Her obsession with couture, twiggy frame and primped appearance meant Victoria Beckham fitted right into Ugly Betty’s world of high fashion.

The Spice Girl recently filmed a starring role on the award-winning Channel 4 programme, Ugly Betty – and walked a way with a rather hefty pay check.

She was reportedly paid an impressive £70,000 for a one-off cameo appearance in an episode titled Nice Day for a Posh Wedding.

This sneak peek picture shows Victoria playing bridesmaid to Ugly Betty villain Wilhelmina (Vanessa Williams), who is set to wed Alan Dale’s Bradford Meade.

Of course, Posh’s starring role wasn’t complete without a head to toe designer outfit – she looked right at home in a figure hugging Vera Wang dress.

Victoria was first suggested for a cameo role after meeting actor Eric Mabius, who plays Daniel Meade, at an awards ceremony in London.

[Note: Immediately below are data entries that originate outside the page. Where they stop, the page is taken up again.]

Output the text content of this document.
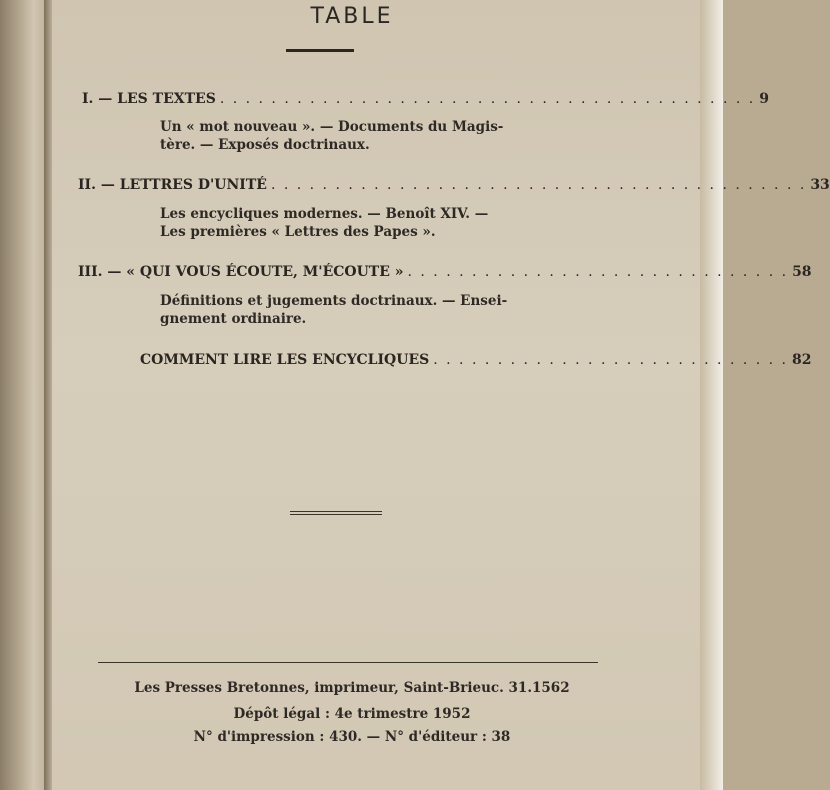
TABLE
I. — LES TEXTES . . . . . . . . . . . . . . . . . . . . . . . . . . . . . . . . . . . . . . . . . . 9
Un « mot nouveau ». — Documents du Magis-
tère. — Exposés doctrinaux.
II. — LETTRES D'UNITÉ . . . . . . . . . . . . . . . . . . . . . . . . . . . . . . . . . . . . . . . . . . 33
Les encycliques modernes. — Benoît XIV. —
Les premières « Lettres des Papes ».
III. — « QUI VOUS ÉCOUTE, M'ÉCOUTE » . . . . . . . . . . . . . . . . . . . . . . . . . . . . . . 58
Définitions et jugements doctrinaux. — Ensei-
gnement ordinaire.
COMMENT LIRE LES ENCYCLIQUES . . . . . . . . . . . . . . . . . . . . . . . . . . . . 82
Les Presses Bretonnes, imprimeur, Saint-Brieuc. 31.1562
Dépôt légal : 4e trimestre 1952
N° d'impression : 430. — N° d'éditeur : 38
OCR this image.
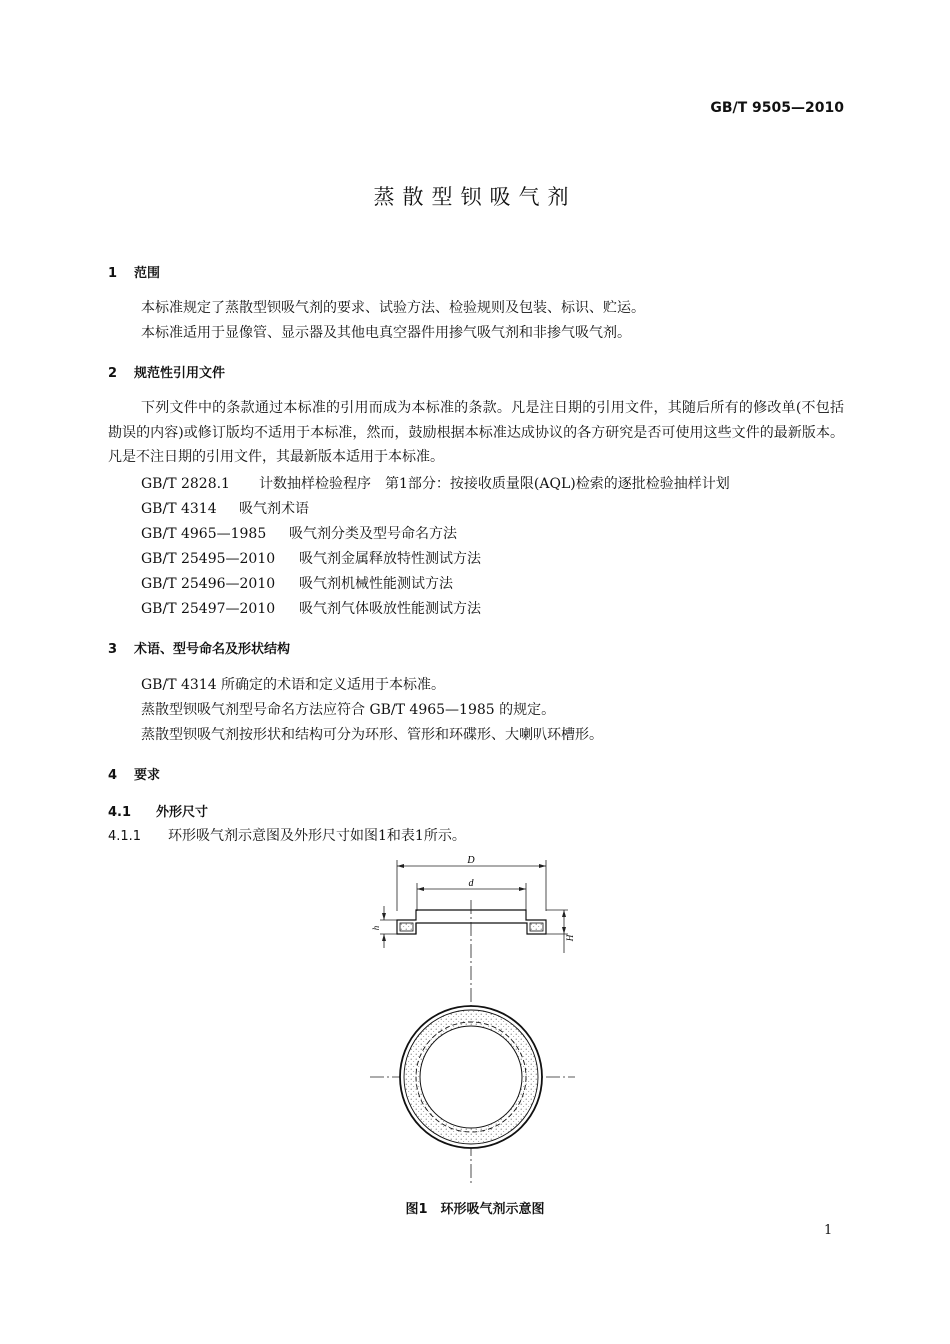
GB/T 9505—2010
蒸散型钡吸气剂
1 范围
本标准规定了蒸散型钡吸气剂的要求、试验方法、检验规则及包装、标识、贮运。
本标准适用于显像管、显示器及其他电真空器件用掺气吸气剂和非掺气吸气剂。
2 规范性引用文件
下列文件中的条款通过本标准的引用而成为本标准的条款。凡是注日期的引用文件，其随后所有的修改单(不包括勘误的内容)或修订版均不适用于本标准，然而，鼓励根据本标准达成协议的各方研究是否可使用这些文件的最新版本。凡是不注日期的引用文件，其最新版本适用于本标准。
GB/T 2828.1 计数抽样检验程序　第1部分：按接收质量限(AQL)检索的逐批检验抽样计划
GB/T 4314 吸气剂术语
GB/T 4965—1985 吸气剂分类及型号命名方法
GB/T 25495—2010 吸气剂金属释放特性测试方法
GB/T 25496—2010 吸气剂机械性能测试方法
GB/T 25497—2010 吸气剂气体吸放性能测试方法
3 术语、型号命名及形状结构
GB/T 4314 所确定的术语和定义适用于本标准。
蒸散型钡吸气剂型号命名方法应符合 GB/T 4965—1985 的规定。
蒸散型钡吸气剂按形状和结构可分为环形、管形和环碟形、大喇叭环槽形。
4 要求
4.1 外形尺寸
4.1.1 环形吸气剂示意图及外形尺寸如图1和表1所示。
D
d
h
H
图1　环形吸气剂示意图
1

He was convinced she would be perfect for a walk-on role.

Producer Marco Pennette joked that he wanted David Beckham to come along to filming.

Before shooting started, he said: “We want her husband on set. It’s one of the requirements.”

A source told The Sun Posh fitted right in: “Victoria had a blast filming – and everyone loved having her on.”

He added: “Obviously she’s a fashion expert herself, so she fitted right in at Mode.”

Ugly Betty, which also stars Extras actress Ashley Jensen, is one of the most popular shows on US TV.